LÍNGUA PORTUGUESA – 1º TRIMESTRE

Nome: ____________________________________________Nº ___ 3ª Série


Referência: Pré-Modernismo Ensino Médio
Data: ___/ ___/ 2023 Professora: Andresa Bernardino
PRÉ-MODERNISMO: TEXTOS IMPORTANTES!

TEXTO I

VERSOS ÍNTIMOS

Vês?! Ninguém assistiu ao formidável


Enterro de tua última quimera.
Somente a Ingratidão — esta pantera
Foi tua companheira inseparável!

Acostuma-te à lama que te espera!


O Homem, que, nesta terra miserável,
Mora, entre feras, sente inevitável
Necessidade de também ser fera.

Toma um fósforo.

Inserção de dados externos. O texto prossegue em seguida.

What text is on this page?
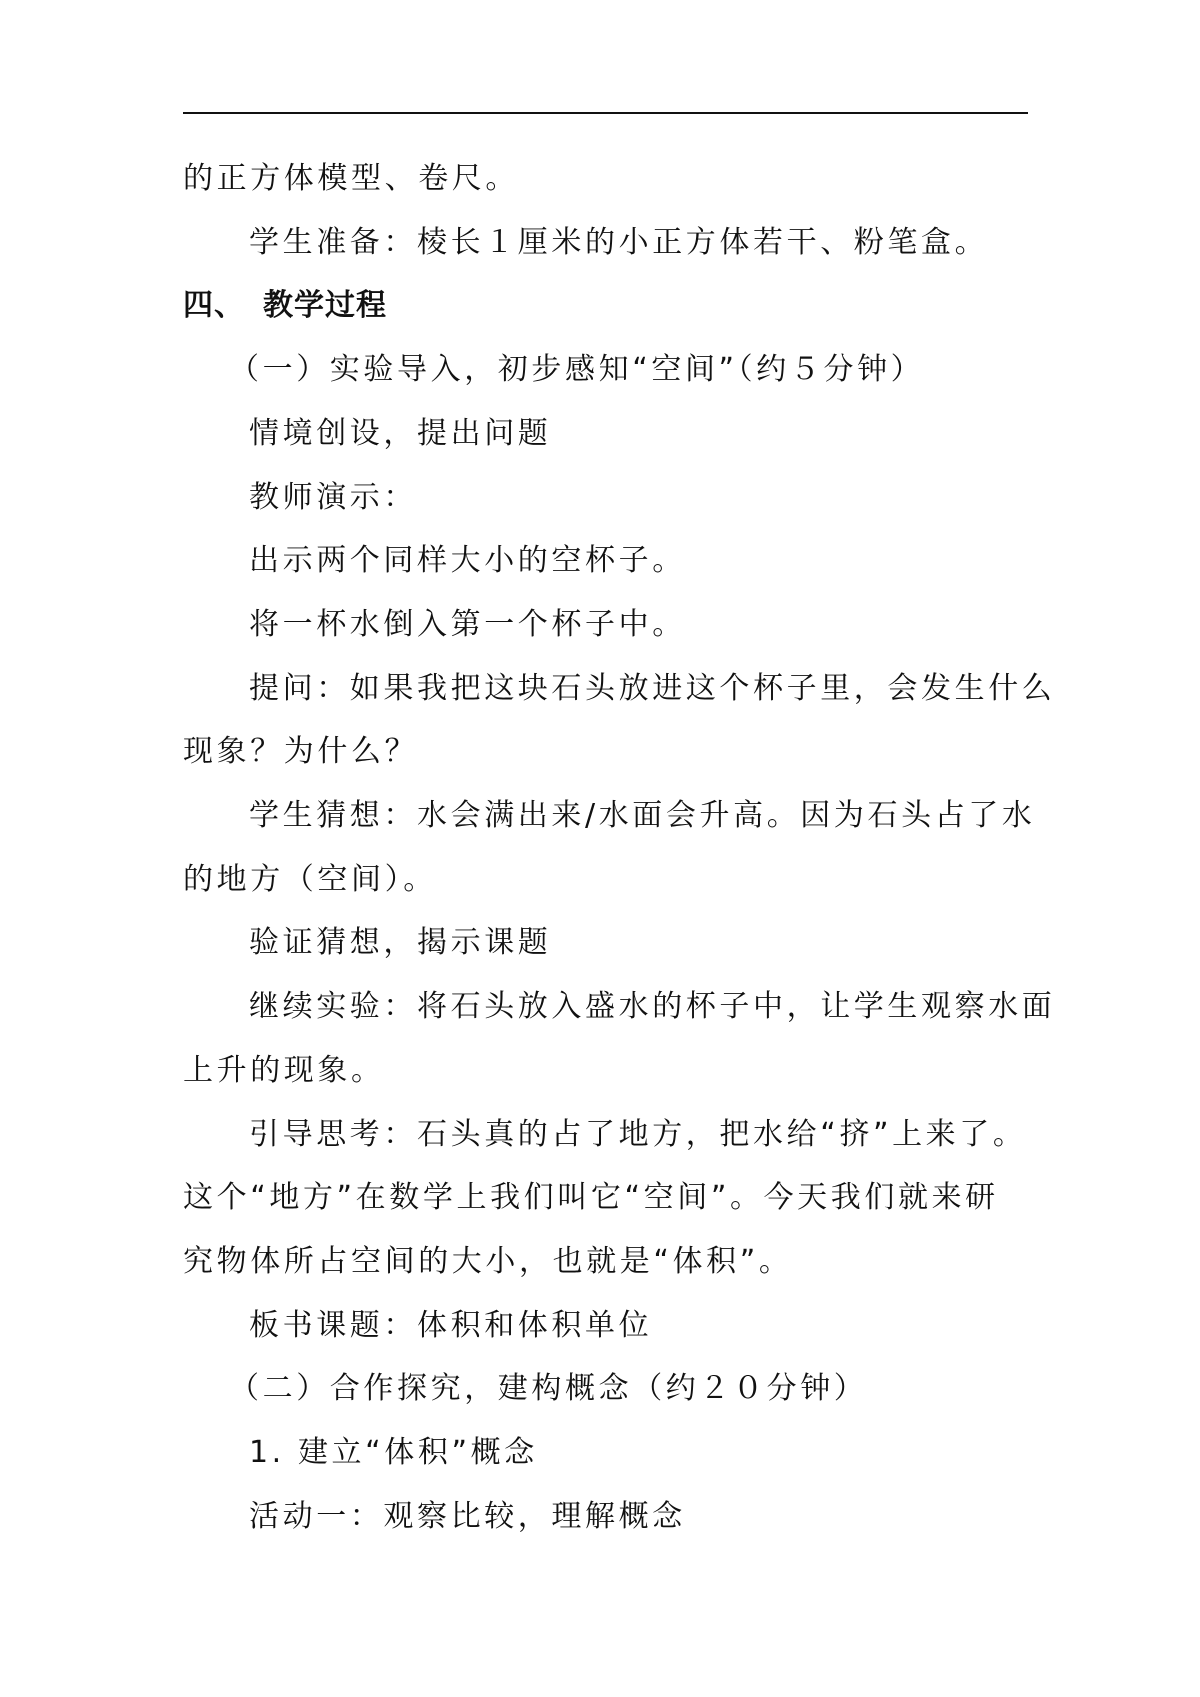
的正方体模型、卷尺。

学生准备：棱长１厘米的小正方体若干、粉笔盒。

四、 教学过程

（一）实验导入，初步感知“空间”（约５分钟）

情境创设，提出问题

教师演示：

出示两个同样大小的空杯子。

将一杯水倒入第一个杯子中。

提问：如果我把这块石头放进这个杯子里，会发生什么

现象？为什么？

学生猜想：水会满出来/水面会升高。因为石头占了水

的地方（空间）。

验证猜想，揭示课题

继续实验：将石头放入盛水的杯子中，让学生观察水面

上升的现象。

引导思考：石头真的占了地方，把水给“挤”上来了。

这个“地方”在数学上我们叫它“空间”。今天我们就来研

究物体所占空间的大小，也就是“体积”。

板书课题：体积和体积单位

（二）合作探究，建构概念（约２０分钟）

1. 建立“体积”概念

活动一：观察比较，理解概念
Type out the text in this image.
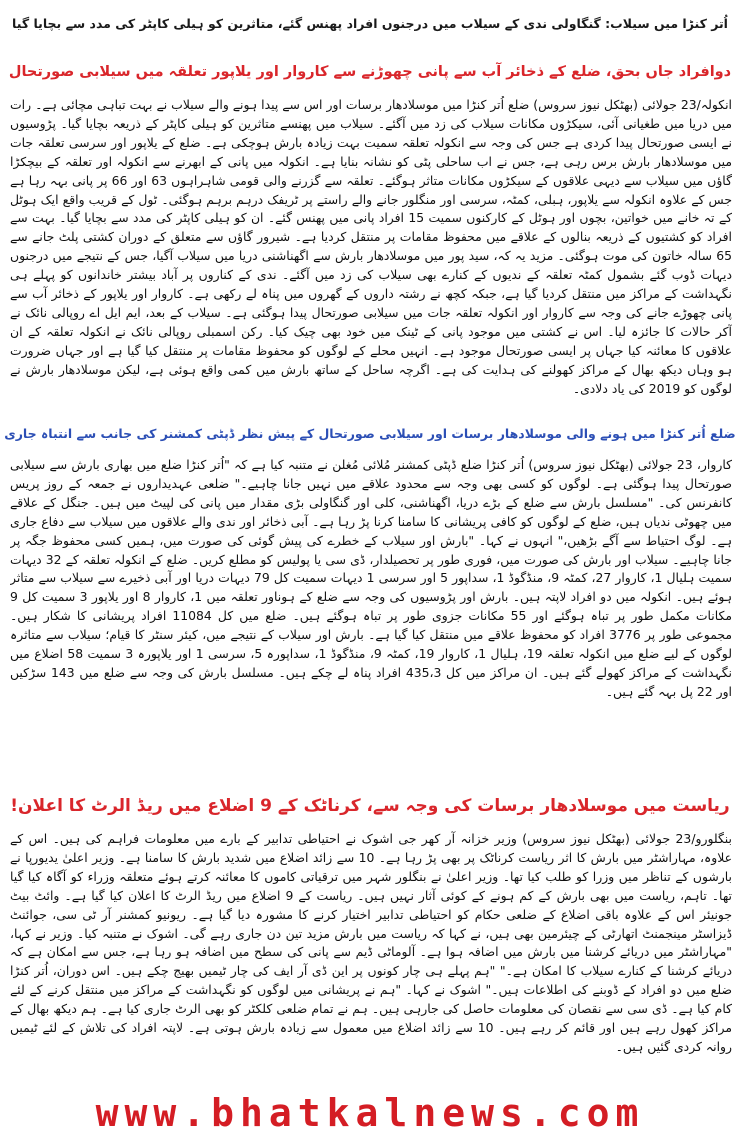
اُتر کنڑا میں سیلاب: گنگاولی ندی کے سیلاب میں درجنوں افراد پھنس گئے، متاثرین کو ہیلی کاپٹر کی مدد سے بچایا گیا
دوافراد جاں بحق، ضلع کے ذخائر آب سے پانی چھوڑنے سے کاروار اور یلاپور تعلقہ میں سیلابی صورتحال

انکولہ/23 جولائی (بھٹکل نیوز سروس) ضلع اُتر کنڑا میں موسلادھار برسات اور اس سے پیدا ہونے والے سیلاب نے بہت تباہی مچائی ہے۔ رات میں دریا میں طغیانی آئی، سیکڑوں مکانات سیلاب کی زد میں آگئے۔ سیلاب میں پھنسے متاثرین کو ہیلی کاپٹر کے ذریعہ بچایا گیا۔ پڑوسیوں نے ایسی صورتحال پیدا کردی ہے جس کی وجہ سے انکولہ تعلقہ سمیت بہت زیادہ بارش ہوچکی ہے۔ ضلع کے یلاپور اور سرسی تعلقہ جات میں موسلادھار بارش برس رہی ہے، جس نے اب ساحلی پٹی کو نشانہ بنایا ہے۔ انکولہ میں پانی کے ابھرنے سے انکولہ اور تعلقہ کے بیچکڑا گاؤں میں سیلاب سے دیہی علاقوں کے سیکڑوں مکانات متاثر ہوگئے۔ تعلقہ سے گزرنے والی قومی شاہراہوں 63 اور 66 پر پانی بہہ رہا ہے جس کے علاوہ انکولہ سے یلاپور، ہبلی، کمٹہ، سرسی اور منگلور جانے والے راستے پر ٹریفک درہم برہم ہوگئی۔ ٹول کے قریب واقع ایک ہوٹل کے تہ خانے میں خواتین، بچوں اور ہوٹل کے کارکنوں سمیت 15 افراد پانی میں پھنس گئے۔ ان کو ہیلی کاپٹر کی مدد سے بچایا گیا۔ بہت سے افراد کو کشتیوں کے ذریعہ بنالوں کے علاقے میں محفوظ مقامات پر منتقل کردیا ہے۔ شیرور گاؤں سے متعلق کے دوران کشتی پلٹ جانے سے 65 سالہ خاتون کی موت ہوگئی۔ مزید یہ کہ، سید پور میں موسلادھار بارش سے اگھناشنی دریا میں سیلاب آگیا، جس کے نتیجے میں درجنوں دیہات ڈوب گئے بشمول کمٹہ تعلقہ کے ندیوں کے کنارے بھی سیلاب کی زد میں آگئے۔ ندی کے کناروں پر آباد بیشتر خاندانوں کو پہلے ہی نگہداشت کے مراکز میں منتقل کردیا گیا ہے، جبکہ کچھ نے رشتہ داروں کے گھروں میں پناہ لے رکھی ہے۔ کاروار اور یلاپور کے ذخائر آب سے پانی چھوڑے جانے کی وجہ سے کاروار اور انکولہ تعلقہ جات میں سیلابی صورتحال پیدا ہوگئی ہے۔ سیلاب کے بعد، ایم ایل اے روپالی نائک نے آکر حالات کا جائزہ لیا۔ اس نے کشتی میں موجود پانی کے ٹینک میں خود بھی چیک کیا۔ رکن اسمبلی روپالی نائک نے انکولہ تعلقہ کے ان علاقوں کا معائنہ کیا جہاں پر ایسی صورتحال موجود ہے۔ انہیں محلے کے لوگوں کو محفوظ مقامات پر منتقل کیا گیا ہے اور جہاں ضرورت ہو وہاں دیکھ بھال کے مراکز کھولنے کی ہدایت کی ہے۔ اگرچہ ساحل کے ساتھ بارش میں کمی واقع ہوئی ہے، لیکن موسلادھار بارش نے لوگوں کو 2019 کی یاد دلادی۔

ضلع اُتر کنڑا میں ہونے والی موسلادھار برسات اور سیلابی صورتحال کے پیش نظر ڈپٹی کمشنر کی جانب سے انتباہ جاری

کاروار، 23 جولائی (بھٹکل نیوز سروس) اُتر کنڑا ضلع ڈپٹی کمشنر مُلائی مُغلن نے متنبہ کیا ہے کہ "اُتر کنڑا ضلع میں بھاری بارش سے سیلابی صورتحال پیدا ہوگئی ہے۔ لوگوں کو کسی بھی وجہ سے محدود علاقے میں نہیں جانا چاہیے۔" ضلعی عہدیداروں نے جمعہ کے روز پریس کانفرنس کی۔ "مسلسل بارش سے ضلع کے بڑے دریا، اگھناشنی، کلی اور گنگاولی بڑی مقدار میں پانی کی لپیٹ میں ہیں۔ جنگل کے علاقے میں چھوٹی ندیاں ہیں، ضلع کے لوگوں کو کافی پریشانی کا سامنا کرنا پڑ رہا ہے۔ آبی ذخائر اور ندی والے علاقوں میں سیلاب سے دفاع جاری ہے۔ لوگ احتیاط سے آگے بڑھیں،" انہوں نے کہا۔ "بارش اور سیلاب کے خطرے کی پیش گوئی کی صورت میں، ہمیں کسی محفوظ جگہ پر جانا چاہیے۔ سیلاب اور بارش کی صورت میں، فوری طور پر تحصیلدار، ڈی سی یا پولیس کو مطلع کریں۔ ضلع کے انکولہ تعلقہ کے 32 دیہات سمیت ہلیال 1، کاروار 27، کمٹہ 9، منڈگوڈ 1، سداپور 5 اور سرسی 1 دیہات سمیت کل 79 دیہات دریا اور آبی ذخیرے سے سیلاب سے متاثر ہوئے ہیں۔ انکولہ میں دو افراد لاپتہ ہیں۔ بارش اور پڑوسیوں کی وجہ سے ضلع کے ہوناور تعلقہ میں 1، کاروار 8 اور یلاپور 3 سمیت کل 9 مکانات مکمل طور پر تباہ ہوگئے اور 55 مکانات جزوی طور پر تباہ ہوگئے ہیں۔ ضلع میں کل 11084 افراد پریشانی کا شکار ہیں۔ مجموعی طور پر 3776 افراد کو محفوظ علاقے میں منتقل کیا گیا ہے۔ بارش اور سیلاب کے نتیجے میں، کیئر سنٹر کا قیام؛ سیلاب سے متاثرہ لوگوں کے لیے ضلع میں انکولہ تعلقہ 19، ہلیال 1، کاروار 19، کمٹہ 9، منڈگوڈ 1، سداپورہ 5، سرسی 1 اور یلاپورہ 3 سمیت 58 اضلاع میں نگہداشت کے مراکز کھولے گئے ہیں۔ ان مراکز میں کل 435،3 افراد پناہ لے چکے ہیں۔ مسلسل بارش کی وجہ سے ضلع میں 143 سڑکیں اور 22 پل بہہ گئے ہیں۔

ریاست میں موسلادھار برسات کی وجہ سے، کرناٹک کے 9 اضلاع میں ریڈ الرٹ کا اعلان!

بنگلورو/23 جولائی (بھٹکل نیوز سروس) وزیر خزانہ آر کھر جی اشوک نے احتیاطی تدابیر کے بارے میں معلومات فراہم کی ہیں۔ اس کے علاوہ، مہاراشٹر میں بارش کا اثر ریاست کرناٹک پر بھی پڑ رہا ہے۔ 10 سے زائد اضلاع میں شدید بارش کا سامنا ہے۔ وزیر اعلیٰ یدیورپا نے بارشوں کے تناظر میں وزرا کو طلب کیا تھا۔ وزیر اعلیٰ نے بنگلور شہر میں ترقیاتی کاموں کا معائنہ کرتے ہوئے متعلقہ وزراء کو آگاہ کیا گیا تھا۔ تاہم، ریاست میں بھی بارش کے کم ہونے کے کوئی آثار نہیں ہیں۔ ریاست کے 9 اضلاع میں ریڈ الرٹ کا اعلان کیا گیا ہے۔ وائٹ بیٹ جونیئر اس کے علاوہ باقی اضلاع کے ضلعی حکام کو احتیاطی تدابیر اختیار کرنے کا مشورہ دیا گیا ہے۔ ریونیو کمشنر آر ٹی سی، جوائنٹ ڈیزاسٹر مینجمنٹ اتھارٹی کے چیئرمین بھی ہیں، نے کہا کہ ریاست میں بارش مزید تین دن جاری رہے گی۔ اشوک نے متنبہ کیا۔ وزیر نے کہا، "مہاراشٹر میں دریائے کرشنا میں بارش میں اضافہ ہوا ہے۔ آلوماٹی ڈیم سے پانی کی سطح میں اضافہ ہو رہا ہے، جس سے امکان ہے کہ دریائے کرشنا کے کنارے سیلاب کا امکان ہے۔" "ہم پہلے ہی چار کونوں پر این ڈی آر ایف کی چار ٹیمیں بھیج چکے ہیں۔ اس دوران، اُتر کنڑا ضلع میں دو افراد کے ڈوبنے کی اطلاعات ہیں۔" اشوک نے کہا۔ "ہم نے پریشانی میں لوگوں کو نگہداشت کے مراکز میں منتقل کرنے کے لئے کام کیا ہے۔ ڈی سی سے نقصان کی معلومات حاصل کی جارہی ہیں۔ ہم نے تمام ضلعی کلکٹر کو بھی الرٹ جاری کیا ہے۔ ہم دیکھ بھال کے مراکز کھول رہے ہیں اور قائم کر رہے ہیں۔ 10 سے زائد اضلاع میں معمول سے زیادہ بارش ہوتی ہے۔ لاپتہ افراد کی تلاش کے لئے ٹیمیں روانہ کردی گئیں ہیں۔

www.bhatkalnews.com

Acende teu cigarro!


O beijo, amigo, é a véspera do escarro,
A mão que afaga é a mesma que apedreja.

Se a alguém causa ainda pena a tua chaga,


Apedreja essa mão vil que te afaga,
Escarra nessa boca que te beija!

(Eu e outros poemas, 30. ed. Rio de Janeiro: Livraria São José, 1965)

TEXTO II

PSICOLOGIA DE UM VENCIDO

Eu, filho do carbono e do amoníaco,


Monstro de escuridão e rutilância,
Sofro, desde a epigênese da infância,
A influência má dos signos do zodíaco.

Profundissimamente hipocondríaco,
Este ambiente me causa repugnância...
Sobe-me à boca uma ânsia análoga à ânsia,
Que se escapa da boca de um cardíaco.

Já o verme — este operário de ruínas —


Que o sangue podre das carnificinas
Come, e à vida, em geral, declara guerra,

Anda a espreitar meus olhos para roê-los,


E há de deixar-me apenas os cabelos,
Na frialdade inorgânica da terra!
(Eu e outros poemas, 30. ed. Rio de Janeiro: Livraria São José, 1965)
TEXTO III

Ao sobrevir das chuvas, a terra, como vimos, transfigura-se em mutações fantásticas, contrastando com a
desolação anterior. Os vales secos fazem-se rios. Insulam-se os cômoros escalvados, repentinamente verdejantes.
A vegetação recama de flores, cobrindo-os, os grotões escancelados, e disfarça a dureza das barrancas, e
arredonda em colinas os acervos de blocos disjungidos — de sorte que as chapadas grandes, intermeadas de convales,
se ligam em curvas mais suaves aos tabuleiros altos. Cai a temperatura. Com o desaparecer das soalheiras anula-se a
secura anormal dos ares. Novos tons na paisagem: a transparência do espaço salienta as linhas mais ligeiras, em todas
as variantes da forma e da cor.
Dilatam-se os horizontes. O firmamento sem o azul carregado dos desertos alteia-se, mais profundo, ante o
expandir revivescente da terra.
E o sertão é um vale fértil. É um pomar vastíssimo, sem dono.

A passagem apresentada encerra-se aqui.